While admitting that thousands of Algerians were killed in 1945, Paris has disputed the numbers, placing the toll at “only” 15,000 to 20,000 killed by French forces. The French government also continues to try to portray its occupation of Algeria as something other than colonization. “Each of the two sides has its view of these events,” said French foreign ministry secretary Renaud Muselier, according to AP. “For Algerians, it was a war of colonization and for the French it was a war.”

In February, the French ambassador to Algeria called the massacre that occurred in the city of Sétif an “inexcusable tragedy,” reported Al-Jazeera. And Foreign Minister Michel Barnier said the two countries must “look together at the past, in order to overcome the chapter most painful for our two peoples.” Barnier’s remarks appeared in the Algerian daily El Watan on May 8, the day that thousands across the country commemorated the 1945 massacre.

Barnier has suggested that Paris’s role in that massacre would be part of discussions aimed at signing a French-Algerian friendship treaty this year. Paris has seen its influence in Algeria weaken as Washington continues to make gains in the region, including growing investments in the country’s oil industry.

Starting in 1942, the North African Allied headquarters was located in Algeria and Algerians served with Allied forces. During the French-organized celebration of the end of the war on May 8, 1945, thousands of Algerians took advantage of the opportunity to demonstrate for independence. In the town of Sétif demonstrators unfurled Algerian flags—banned by the French government.  
 
Algerian villages bombed
The protesters fought back when French cops attempted to confiscate the flags. The pro-independence demonstrations spread rapidly, involving at least 50,000 Algerians, even by the conservative estimates of French government officials at the time. Among those who sided with Paris and were attacked by the rebels were members of the Algerian Communist Party, which opposed independence.

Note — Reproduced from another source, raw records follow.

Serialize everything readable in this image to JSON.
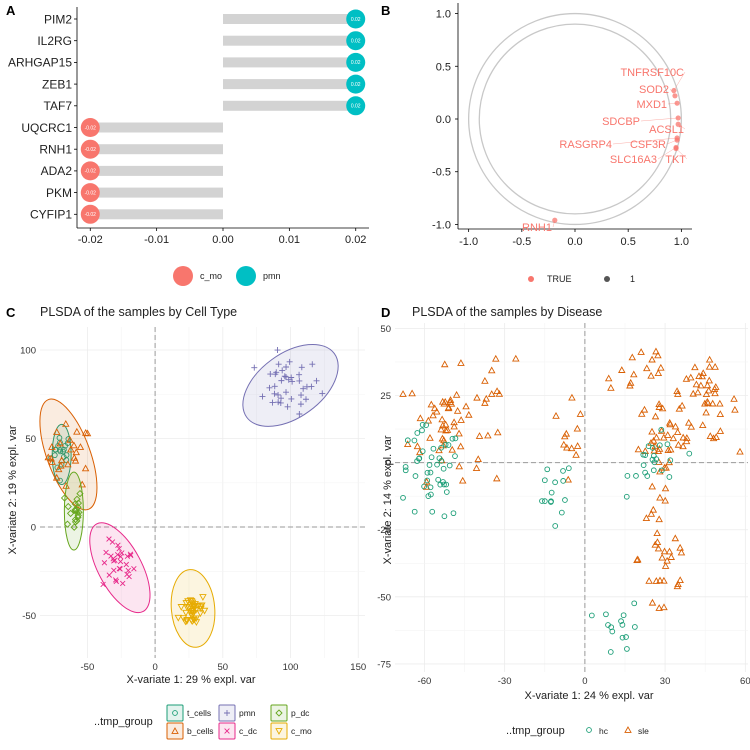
{
  "panel_letters": [
    "A",
    "B",
    "C",
    "D"
  ],
  "colors": {
    "c_mo_dot": "#F8766D",
    "pmn_dot": "#00BFC4",
    "bar": "#D3D3D3",
    "corr_point": "#F8766D",
    "circle": "#C8C8C8",
    "t_cells": "#1B9E77",
    "b_cells": "#D95F02",
    "pmn": "#7570B3",
    "c_dc": "#E7298A",
    "p_dc": "#66A61E",
    "c_mo": "#E6AB02",
    "hc": "#1B9E77",
    "sle": "#D95F02"
  },
  "chart_data": [
    {
      "panel": "A",
      "type": "bar",
      "orientation": "horizontal",
      "categories": [
        "PIM2",
        "IL2RG",
        "ARHGAP15",
        "ZEB1",
        "TAF7",
        "UQCRC1",
        "RNH1",
        "ADA2",
        "PKM",
        "CYFIP1"
      ],
      "values": [
        0.02,
        0.02,
        0.02,
        0.02,
        0.02,
        -0.02,
        -0.02,
        -0.02,
        -0.02,
        -0.02
      ],
      "point_labels": [
        "0.02",
        "0.02",
        "0.02",
        "0.02",
        "0.02",
        "-0.02",
        "-0.02",
        "-0.02",
        "-0.02",
        "-0.02"
      ],
      "groups": [
        "pmn",
        "pmn",
        "pmn",
        "pmn",
        "pmn",
        "c_mo",
        "c_mo",
        "c_mo",
        "c_mo",
        "c_mo"
      ],
      "xlim": [
        -0.022,
        0.022
      ],
      "xticks": [
        -0.02,
        -0.01,
        0.0,
        0.01,
        0.02
      ],
      "xtick_labels": [
        "-0.02",
        "-0.01",
        "0.00",
        "0.01",
        "0.02"
      ],
      "legend": [
        {
          "name": "c_mo"
        },
        {
          "name": "pmn"
        }
      ],
      "legend_position": "bottom"
    },
    {
      "panel": "B",
      "type": "scatter",
      "subtype": "correlation-circle",
      "circles": [
        1.0,
        0.9
      ],
      "points": [
        {
          "label": "TNFRSF10C",
          "x": 0.93,
          "y": 0.27
        },
        {
          "label": "SOD2",
          "x": 0.94,
          "y": 0.22
        },
        {
          "label": "MXD1",
          "x": 0.96,
          "y": 0.15
        },
        {
          "label": "SDCBP",
          "x": 0.97,
          "y": 0.01
        },
        {
          "label": "ACSL1",
          "x": 0.97,
          "y": -0.05
        },
        {
          "label": "RASGRP4",
          "x": 0.96,
          "y": -0.18
        },
        {
          "label": "CSF3R",
          "x": 0.96,
          "y": -0.2
        },
        {
          "label": "SLC16A3",
          "x": 0.95,
          "y": -0.27
        },
        {
          "label": "TKT",
          "x": 0.95,
          "y": -0.28
        },
        {
          "label": "RNH1",
          "x": -0.19,
          "y": -0.96
        }
      ],
      "xlim": [
        -1.1,
        1.1
      ],
      "ylim": [
        -1.1,
        1.1
      ],
      "xticks": [
        -1.0,
        -0.5,
        0.0,
        0.5,
        1.0
      ],
      "xtick_labels": [
        "-1.0",
        "-0.5",
        "0.0",
        "0.5",
        "1.0"
      ],
      "yticks": [
        -1.0,
        -0.5,
        0.0,
        0.5,
        1.0
      ],
      "ytick_labels": [
        "-1.0",
        "-0.5",
        "0.0",
        "0.5",
        "1.0"
      ],
      "legend": [
        {
          "name": "TRUE"
        },
        {
          "name": "1"
        }
      ],
      "legend_position": "bottom"
    },
    {
      "panel": "C",
      "type": "scatter",
      "title": "PLSDA of the samples by Cell Type",
      "xlabel": "X-variate 1: 29 % expl. var",
      "ylabel": "X-variate 2: 19 % expl. var",
      "xlim": [
        -85,
        155
      ],
      "ylim": [
        -74,
        113
      ],
      "xticks": [
        -50,
        0,
        50,
        100,
        150
      ],
      "xtick_labels": [
        "-50",
        "0",
        "50",
        "100",
        "150"
      ],
      "yticks": [
        -50,
        0,
        50,
        100
      ],
      "ytick_labels": [
        "-50",
        "0",
        "50",
        "100"
      ],
      "grid": true,
      "legend_title": "..tmp_group",
      "legend_position": "bottom",
      "series": [
        {
          "name": "t_cells",
          "marker": "circle",
          "center": [
            -69,
            42
          ],
          "spread": [
            4,
            6
          ],
          "count": 20,
          "ellipse": {
            "center": [
              -69,
              41
            ],
            "rx": 7,
            "ry": 17,
            "angle_deg": 0
          }
        },
        {
          "name": "b_cells",
          "marker": "triangle",
          "center": [
            -63,
            40
          ],
          "spread": [
            8,
            9
          ],
          "count": 25,
          "ellipse": {
            "center": [
              -64,
              41
            ],
            "rx": 16,
            "ry": 33,
            "angle_deg": 20
          }
        },
        {
          "name": "pmn",
          "marker": "plus",
          "center": [
            98,
            80
          ],
          "spread": [
            12,
            8
          ],
          "count": 40,
          "ellipse": {
            "center": [
              100,
              80
            ],
            "rx": 40,
            "ry": 18,
            "angle_deg": 36
          }
        },
        {
          "name": "c_dc",
          "marker": "x",
          "center": [
            -27,
            -22
          ],
          "spread": [
            6,
            7
          ],
          "count": 30,
          "ellipse": {
            "center": [
              -26,
              -23
            ],
            "rx": 16,
            "ry": 28,
            "angle_deg": 28
          }
        },
        {
          "name": "p_dc",
          "marker": "diamond",
          "center": [
            -60,
            10
          ],
          "spread": [
            3,
            6
          ],
          "count": 20,
          "ellipse": {
            "center": [
              -60,
              9
            ],
            "rx": 7,
            "ry": 22,
            "angle_deg": 0
          }
        },
        {
          "name": "c_mo",
          "marker": "triangle-down",
          "center": [
            28,
            -47
          ],
          "spread": [
            5,
            5
          ],
          "count": 40,
          "ellipse": {
            "center": [
              28,
              -46
            ],
            "rx": 16,
            "ry": 22,
            "angle_deg": 5
          }
        }
      ]
    },
    {
      "panel": "D",
      "type": "scatter",
      "title": "PLSDA of the samples by Disease",
      "xlabel": "X-variate 1: 24 % expl. var",
      "ylabel": "X-variate 2: 14 % expl. var",
      "xlim": [
        -71,
        61
      ],
      "ylim": [
        -78,
        52
      ],
      "xticks": [
        -60,
        -30,
        0,
        30,
        60
      ],
      "xtick_labels": [
        "-60",
        "-30",
        "0",
        "30",
        "60"
      ],
      "yticks": [
        -75,
        -50,
        -25,
        0,
        25,
        50
      ],
      "ytick_labels": [
        "-75",
        "-50",
        "-25",
        "0",
        "25",
        "50"
      ],
      "grid": true,
      "legend_title": "..tmp_group",
      "legend_position": "bottom",
      "series": [
        {
          "name": "hc",
          "marker": "circle",
          "clusters": [
            {
              "center": [
                -58,
                -5
              ],
              "spread": [
                6,
                9
              ],
              "count": 45
            },
            {
              "center": [
                -12,
                -12
              ],
              "spread": [
                4,
                7
              ],
              "count": 14
            },
            {
              "center": [
                27,
                0
              ],
              "spread": [
                5,
                5
              ],
              "count": 22
            },
            {
              "center": [
                14,
                -62
              ],
              "spread": [
                4,
                5
              ],
              "count": 14
            }
          ]
        },
        {
          "name": "sle",
          "marker": "triangle",
          "clusters": [
            {
              "center": [
                -52,
                14
              ],
              "spread": [
                7,
                10
              ],
              "count": 55
            },
            {
              "center": [
                -34,
                30
              ],
              "spread": [
                4,
                5
              ],
              "count": 8
            },
            {
              "center": [
                -5,
                15
              ],
              "spread": [
                2,
                10
              ],
              "count": 12
            },
            {
              "center": [
                30,
                8
              ],
              "spread": [
                5,
                8
              ],
              "count": 40
            },
            {
              "center": [
                45,
                22
              ],
              "spread": [
                6,
                7
              ],
              "count": 40
            },
            {
              "center": [
                20,
                35
              ],
              "spread": [
                7,
                6
              ],
              "count": 15
            },
            {
              "center": [
                30,
                -35
              ],
              "spread": [
                5,
                17
              ],
              "count": 30
            }
          ]
        }
      ]
    }
  ]
}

“An uprising of the Algerian people against French rule had brought about the military action,” said a news item in the June 9, 1945, Militant. “In the early stages of the revolt, 97 Europeans, mostly French colonial administrators and wealthy residents of the Constantine area, were reported killed.” Among the sources the Militant used for that report was the U.S. Army newspaper Stars and Stripes.

“Among the first victims, according to other sources, were Stalinists,” the Militant continued. “One local Communist Party secretary was killed and beaten. The anger of the Algerian masses arose from the support to French imperialism offered by the Algerian Communist Party. Last spring this party suddenly stopped declaiming against imperialism and instead took a stand against the Algerians,” who were demanding independence, it said.

“The bloody repression was the answer of French imperialism to demands of starving colonials for food,” the Militant reported. “French bombers smashed entire native villages in the mountain area near Constantine, Algeria. The airmen flew as many as 300 sorties a day. The medium and heavy bombers they used were made in the United States.

“‘Entire communities of thatched and dirt homes were leveled,’ said Stars and Stripes. ‘French fighters in British-made aircraft followed up the bombers to strafe the fleeing population or dive-bomb Arab strongholds in the mountains.’”

The 1945 revolt and its brutal suppression were part of the prelude to the Algerian independence war. The Algerian revolution rose with the wave of anticolonial struggles that swept Africa and Asia after World War II. The first action of the Algerian National Liberation Front was a guerrilla attack on Nov. 1, 1954. Paris threw the full weight of its army, supplied with the latest weapons from NATO, against the Algerian independence movement. During the seven-and-a-half-year war more than 400,000 French troops were engaged, including two-thirds of Paris’s air force and half its navy. More than 8,000 Algerian villages were destroyed under the scorched earth policy of the French military, and more than 1 million Algerians were killed.

The French colonialists used land mines and electrified barriers to seal Algeria’s borders with Tunisia and Morocco. The Algerian government said it has removed some 8 million of these mines. Algiers estimates there are 3 million more mines left to clear, according to an Al-Jazeera report.